I was at that show in Atlanta myself, wonderful show. I still have a tour shirt that can’t wear anywhere in public. I’d love to see some video from that tour as well as a DVD or Blu-ray release of the Infected videos. A surround mix on any off his albums would be appreciated as well!

Gary Fowles

Glad to see Dogs of Lust in the set list. Live that is still one of their best songs for me. Nice review Paul.


I’m seeing them in September in NYC. Looking forward to it but love how they ask that people don’t take photos, yet the official The The Twitter account keeps re-tweeting fans’ photos and maybe a video or two. Sh*t or get off the pot I say, if you want to have a rule, don’t encourage the opposite.
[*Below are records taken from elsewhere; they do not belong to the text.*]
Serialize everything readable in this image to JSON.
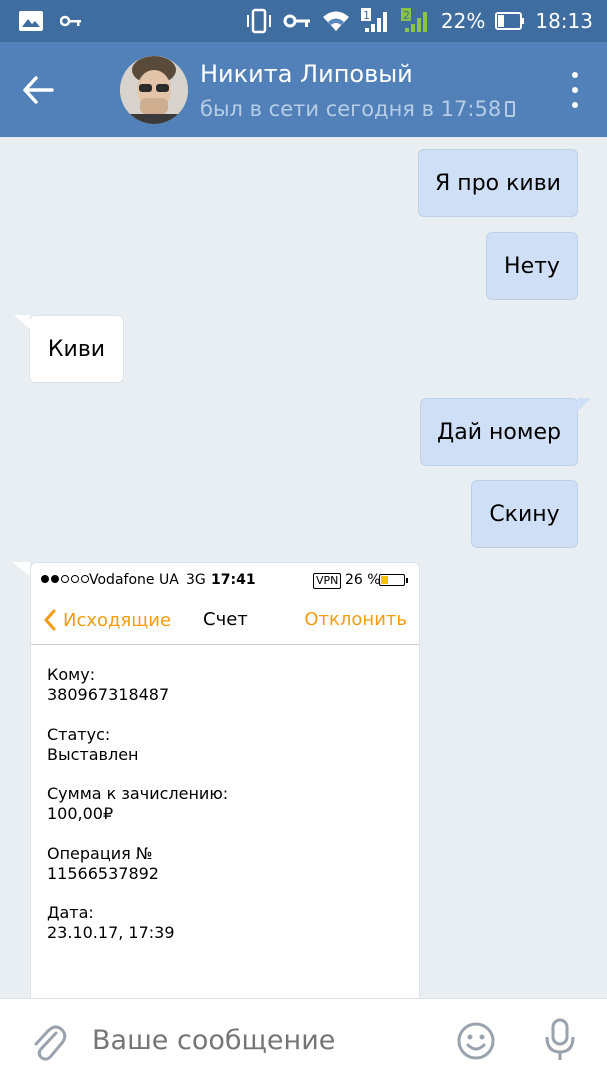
{
  "status_bar": {
    "battery_percent": "22%",
    "time": "18:13",
    "sim1": "1",
    "sim2": "2"
  },
  "header": {
    "contact_name": "Никита Липовый",
    "contact_status": "был в сети сегодня в 17:58"
  },
  "messages": [
    {
      "dir": "out",
      "text": "Я про киви"
    },
    {
      "dir": "out",
      "text": "Нету"
    },
    {
      "dir": "in",
      "text": "Киви"
    },
    {
      "dir": "out",
      "text": "Дай номер"
    },
    {
      "dir": "out",
      "text": "Скину"
    }
  ],
  "screenshot": {
    "carrier": "Vodafone UA",
    "network": "3G",
    "time": "17:41",
    "vpn": "VPN",
    "battery": "26 %",
    "back_label": "Исходящие",
    "title": "Счет",
    "decline_label": "Отклонить",
    "fields": [
      {
        "label": "Кому:",
        "value": "380967318487"
      },
      {
        "label": "Статус:",
        "value": "Выставлен"
      },
      {
        "label": "Сумма к зачислению:",
        "value": "100,00₽"
      },
      {
        "label": "Операция №",
        "value": "11566537892"
      },
      {
        "label": "Дата:",
        "value": "23.10.17, 17:39"
      }
    ]
  },
  "composer": {
    "placeholder": "Ваше сообщение"
  },
  "colors": {
    "status_bar": "#3f6da0",
    "app_bar": "#5181b8",
    "chat_bg": "#e9eef2",
    "outgoing_bubble": "#cfdff5",
    "incoming_bubble": "#ffffff",
    "ios_accent": "#f39c12"
  }
}
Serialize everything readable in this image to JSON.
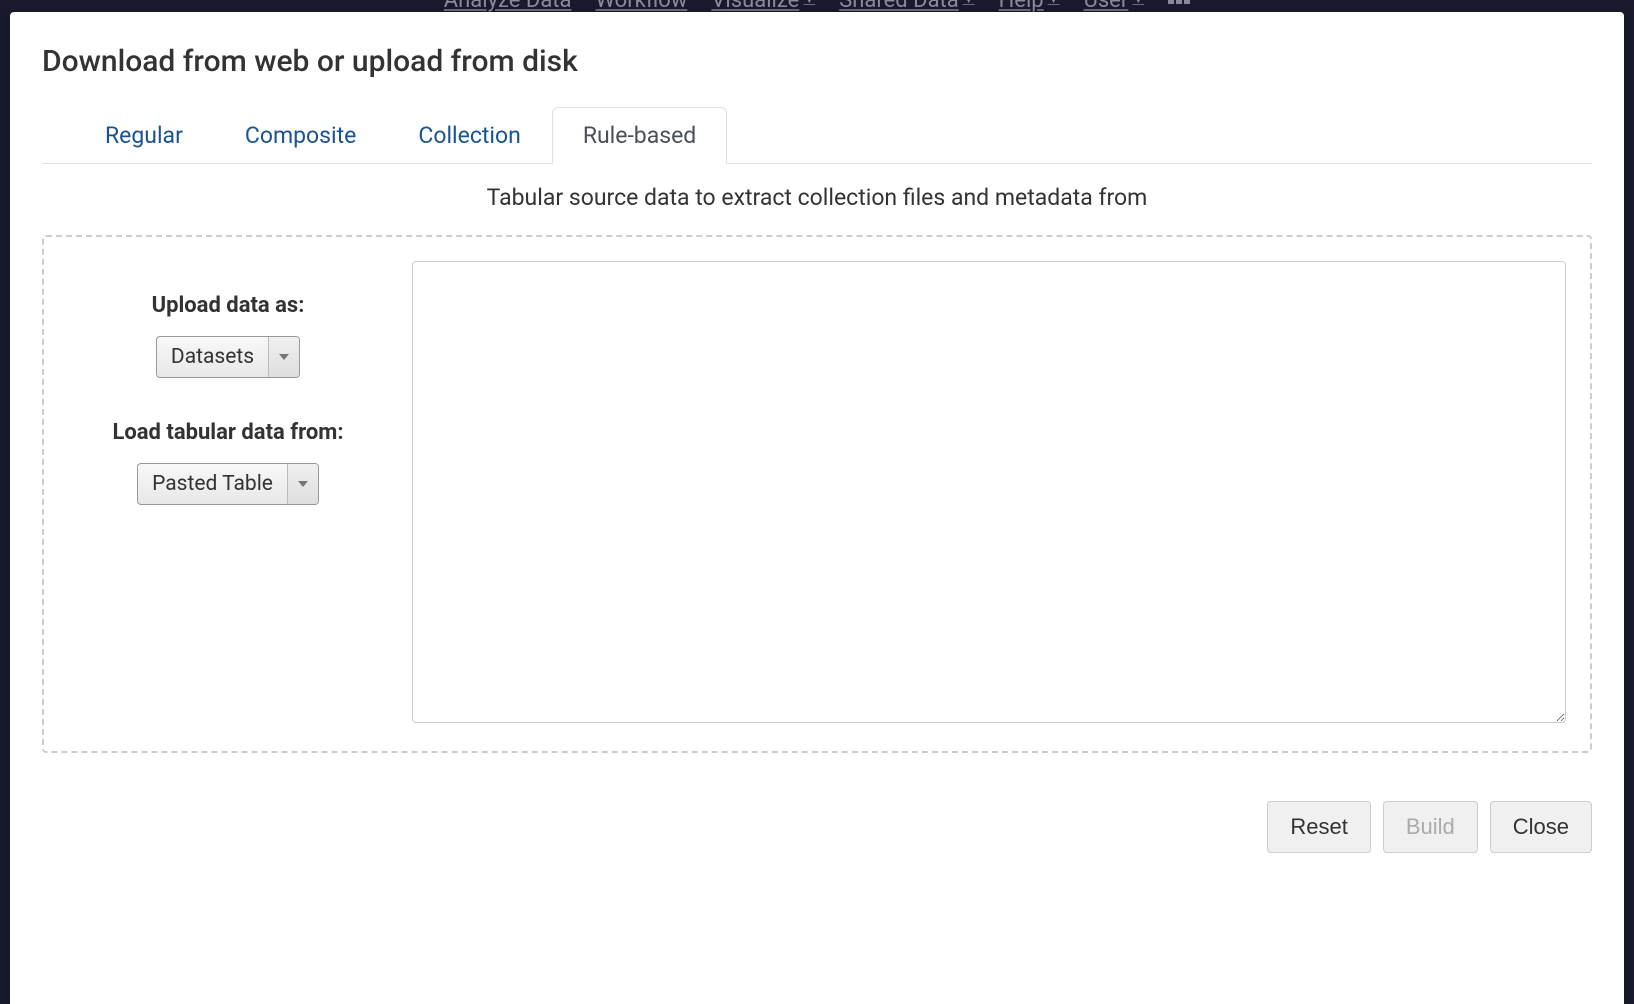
{
  "topnav": {
    "items": [
      {
        "label": "Analyze Data",
        "has_caret": false
      },
      {
        "label": "Workflow",
        "has_caret": false
      },
      {
        "label": "Visualize",
        "has_caret": true
      },
      {
        "label": "Shared Data",
        "has_caret": true
      },
      {
        "label": "Help",
        "has_caret": true
      },
      {
        "label": "User",
        "has_caret": true
      }
    ]
  },
  "modal": {
    "title": "Download from web or upload from disk",
    "tabs": [
      {
        "label": "Regular",
        "active": false
      },
      {
        "label": "Composite",
        "active": false
      },
      {
        "label": "Collection",
        "active": false
      },
      {
        "label": "Rule-based",
        "active": true
      }
    ],
    "description": "Tabular source data to extract collection files and metadata from",
    "controls": {
      "upload_as_label": "Upload data as:",
      "upload_as_value": "Datasets",
      "load_from_label": "Load tabular data from:",
      "load_from_value": "Pasted Table"
    },
    "textarea_value": "",
    "footer": {
      "reset": "Reset",
      "build": "Build",
      "close": "Close"
    }
  }
}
Excellent review! I still regularly give ‘Mind Bomb’ a spin.

Ed Jones

A great review, Paul.

I attended the following night’s gig at Brixton Academy, and was equally bemused by the audience response – some were clearly in raptures, but (quite a large number of) others simply chatted throughout. The setlist was the same as at RAH, and I must admit to being a little disappointed by the bias away from Soul Mining, Infected and Mind Bomb, although I suspect the limitations of the 5-piece line-up meant that some songs on these production-heavy albums would demand significant re-arrangement in order to “work” live. Looking at the demography of those standing immediately around me at the gig, it wouldn’t surprise me if many others felt the same. That said – barnstorming versions of Infected (well played here, in spite of the aforementioned limitations) and Uncertain Smile were definite highlights and serve, I believe, as evidence as to what could have been achieved had the band opted to play more from what many consider to be The The’s “imperial” (to steel a designation from the Pet Shop Boys) phase. It is great to welcome Matt back to the music scene, though. Nostalgia aside, his outspoken views and unique songcraft have been sorely missed and I look forward to the prospect of new material with interest. I had no idea the RAH show was being filmed, so something else for fans to look forward to!


I was at Brixton as well.

I don’t think you are ever going to get a conventional greatest hits set from Matt Johnson. I enjoyed the choice of songs and also that some of them were different from the recorded version.

It was irritating that some people talked a lot throughout the gig especially on the quieter songs.

Great to have him back and hopefully this encourages him to record again with more gigs.

Tony Orwell

Great review, I remember going to the RAH to see TheThe I think at the end of the 80’s and had a great night, sweet bird of truth is still one of my favorite tracks and he did a belter that night.


I am eagerly awaiting the big reveal as to whom this review refers


Great review Paul. I’m looking forward to seeing one of the Glasgow shows.

Darren Briscoe

I was fortunate enough to see The The in Brixton in 1989 and the RAH in 1990 . I thought I’d never see them again….especially as I moved to California six years ago!
I cannot believe I am going to see them again on September 27th in San Francisco!!! Not only that but I also have tickets for Johnny Marr three days earlier in my home town of Santa Cruz!! Interestingly Marr plays in San Francisco on September 26th and is off on the 27th….dare we hope for a special guest appearance???!!!
All we need now is a new album…and a Blu-ray release of Infected the movie!

David McCallum

I’ll be there too! So excited. I’ve ripped a good set to listen to on the drive.